Au début du confinement, vous nous parliez abondamment des travailleurs de la santé que vous avez nommés les « Anges Gardiens », à quel point ils étaient essentiels pour vaincre le virus de la COVID-19 qui frappait le Québec. Nous avons tous cru à ce moment-là que le gouvernement était de tout coeur avec eux et qu'il allait utiliser toutes les ressources à sa disposition pour les aider à sortir plus fort de cette pandémie. Nous, en tout cas, en tant que personnes âgées vivant en résidence privée, en CHSLD ou encore dans notre demeure familiale, comptons énormément sur le soutien de ces gens pour nous soigner et prendre soin de nous. C'est pourquoi nous étions heureux que le gouvernement parle d'eux comme des Anges Gardiens.

Malheureusement, vos paroles de premier ministre n'ont pas été à la hauteur de vos actions et de vos responsabilités. Tout le monde au Québec a vécu le drame du grand nombre de décès dans les CHSLD et les résidences de personnes âgées et comment le virus s'est répandu parce qu'on refusait le droit aux Anges Gardiens de décider de la marche à suivre pour protéger les résidents et eux-mêmes. Tout le monde est conscient maintenant que ce qui est arrivé est le résultat de décennies de coupures et de politiques d'austérité des gouvernements. C'est un secret de polichinelle que le gouvernement ne veut pas aborder.

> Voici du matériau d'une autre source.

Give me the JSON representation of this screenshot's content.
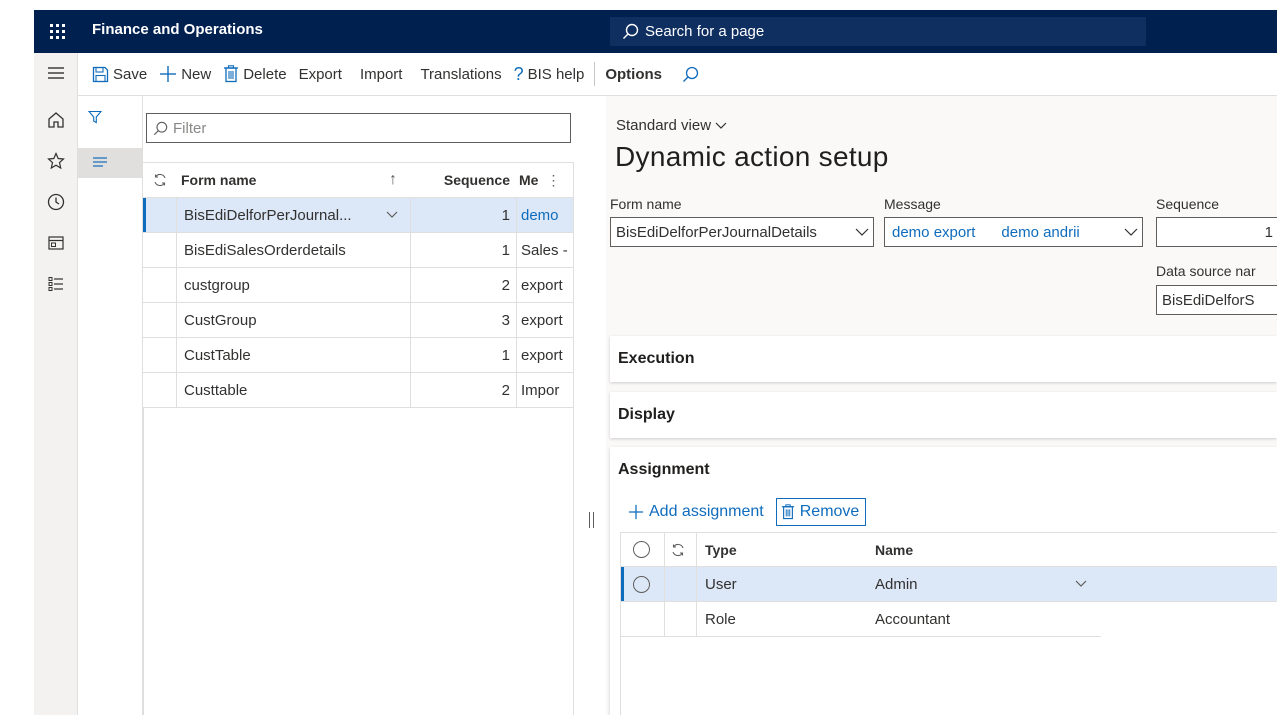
{
  "navbar": {
    "app_title": "Finance and Operations",
    "search_placeholder": "Search for a page"
  },
  "toolbar": {
    "save": "Save",
    "new": "New",
    "delete": "Delete",
    "export": "Export",
    "import": "Import",
    "translations": "Translations",
    "bis_help": "BIS help",
    "options": "Options"
  },
  "list": {
    "filter_placeholder": "Filter",
    "columns": {
      "form_name": "Form name",
      "sequence": "Sequence",
      "message": "Me"
    },
    "rows": [
      {
        "form_name": "BisEdiDelforPerJournal...",
        "sequence": "1",
        "message": "demo"
      },
      {
        "form_name": "BisEdiSalesOrderdetails",
        "sequence": "1",
        "message": "Sales -"
      },
      {
        "form_name": "custgroup",
        "sequence": "2",
        "message": "export"
      },
      {
        "form_name": "CustGroup",
        "sequence": "3",
        "message": "export"
      },
      {
        "form_name": "CustTable",
        "sequence": "1",
        "message": "export"
      },
      {
        "form_name": "Custtable",
        "sequence": "2",
        "message": "Impor"
      }
    ]
  },
  "details": {
    "view_name": "Standard view",
    "page_title": "Dynamic action setup",
    "form_name_label": "Form name",
    "form_name_value": "BisEdiDelforPerJournalDetails",
    "message_label": "Message",
    "message_value_1": "demo export",
    "message_value_2": "demo andrii",
    "sequence_label": "Sequence",
    "sequence_value": "1",
    "datasource_label": "Data source nar",
    "datasource_value": "BisEdiDelforS",
    "fasttabs": {
      "execution": "Execution",
      "display": "Display",
      "assignment": "Assignment"
    },
    "assignment": {
      "add_label": "Add assignment",
      "remove_label": "Remove",
      "columns": {
        "type": "Type",
        "name": "Name"
      },
      "rows": [
        {
          "type": "User",
          "name": "Admin"
        },
        {
          "type": "Role",
          "name": "Accountant"
        }
      ]
    }
  },
  "colors": {
    "navbar": "#002050",
    "accent": "#0f6cbd",
    "selected_row": "#dce7f7"
  }
}
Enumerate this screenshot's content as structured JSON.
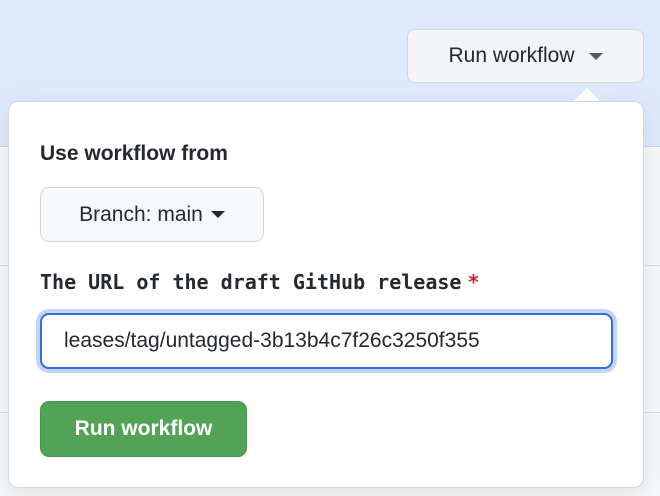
{
  "header": {
    "run_workflow_label": "Run workflow"
  },
  "popup": {
    "use_workflow_from_label": "Use workflow from",
    "branch_label": "Branch: main",
    "input_label": "The URL of the draft GitHub release",
    "required_marker": "*",
    "input_value": "leases/tag/untagged-3b13b4c7f26c3250f355",
    "submit_label": "Run workflow"
  },
  "colors": {
    "accent_green": "#53a356",
    "focus_blue": "#2f6fd8",
    "required_red": "#cf222e"
  }
}
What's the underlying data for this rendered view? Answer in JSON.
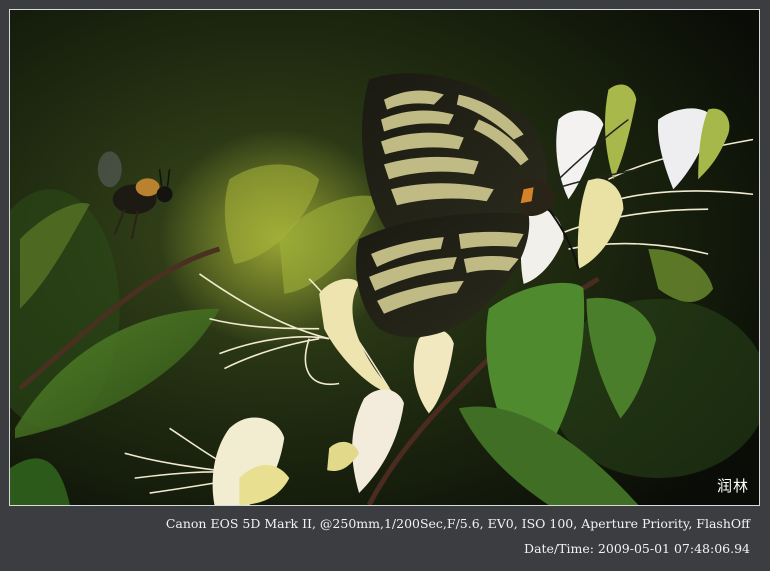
{
  "photo": {
    "subject": "butterfly-bee-honeysuckle",
    "watermark": "润林"
  },
  "caption": {
    "camera_line": "Canon EOS 5D Mark II,  @250mm,1/200Sec,F/5.6, EV0, ISO 100, Aperture Priority, FlashOff",
    "datetime_line": "Date/Time: 2009-05-01 07:48:06.94"
  },
  "colors": {
    "frame": "#3b3d40",
    "photo_border": "#d9d9d9",
    "caption_text": "#f2f2f2"
  }
}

Pendant que vous nommiez les travailleurs de la santé des Anges Gardiens, vous nous avez appelés les bâtisseurs du Québec moderne. Le virus de la COVID-19 qui a sévi dans les CHSLD et les résidences privés prenait la vie de milliers de bâtisseurs du Québec moderne. À ce moment-là aussi nous avons été flattés du compliment que vous nous faisiez, parce qu'en définitive, c'était vrai. Nous sommes les témoins vivants de la révolution tranquille et des grandes institutions publiques telles Hydro-Québec qui ont façonné le Québec jusqu'à ce jour. Nous sommes les enfants d'une période qui a vu le Québec se moderniser sous nos yeux, mais nous sommes aussi les parents des enfants qui continuent à bâtir notre Québec.

Vous avez raison, monsieur le premier ministre, nous sommes les bâtisseurs du Québec moderne. Malheureusement, encore une fois nous avons été déçus. Nous nous attendions à ce que ce Québec que nous avons contribué à bâtir prenne soin de nous comme la prunelle de ses yeux. Ce n'est pas ce qui est arrivé. Nous avons le sentiment que la seule utilité que nous avons maintenant est de remettre d'énormes sommes d'argent que nous avons accumulées toutes notre vie à des entreprises privées pour pouvoir nous loger et nous soigner. Nos fonds de pension et nos épargnes personnelles ont fait la fortune d'individus qui se sont construit des mini-empires personnels. Nous avons l'impression que non seulement nous avons bâti le Québec, mais qu'aujourd'hui on nous demande un tribut pour pouvoir continuer à y vivre, comme s'il ne nous appartenait pas, ce Québec que nous avons bâti. En plus, ceux et celles qui parmi nous sont les plus vulnérables et les plus malades, vous les avez entassés dans des résidences publiques sans prendre soin des Anges Gardiens qui s'en occupaient. Est-ce là l'ultime récompense que l'État québécois peut donner aux bâtisseurs du Québec moderne ? Je ne crois pas.

Durant le confinement, vous nous avez traités comme des enfants, comme si nous avions perdu la capacité de réfléchir. À notre résidence, on nous encourageait pour passer le temps à faire des petits dessins comme si nous étions à la maternelle au lieu de nous encourager à participer à notre propre sécurité entre nous et en collaboration avec nos Anges Gardiens. Ça aurait été, à mon avis, la meilleure manière de vaincre le virus et de sortir de cette pandémie comme des êtres humains fiers de ce qu'ils ont accompli.

Mais une chose est sûre, monsieur le premier ministre, il est malheureusement trop tard pour ceux et celles qui sont décédés de la COVID-19, mais, pour ceux qui restent, ce fut une période où nous avons appris de grandes leçons, comme quoi il n'est jamais trop tard pour apprendre et agir.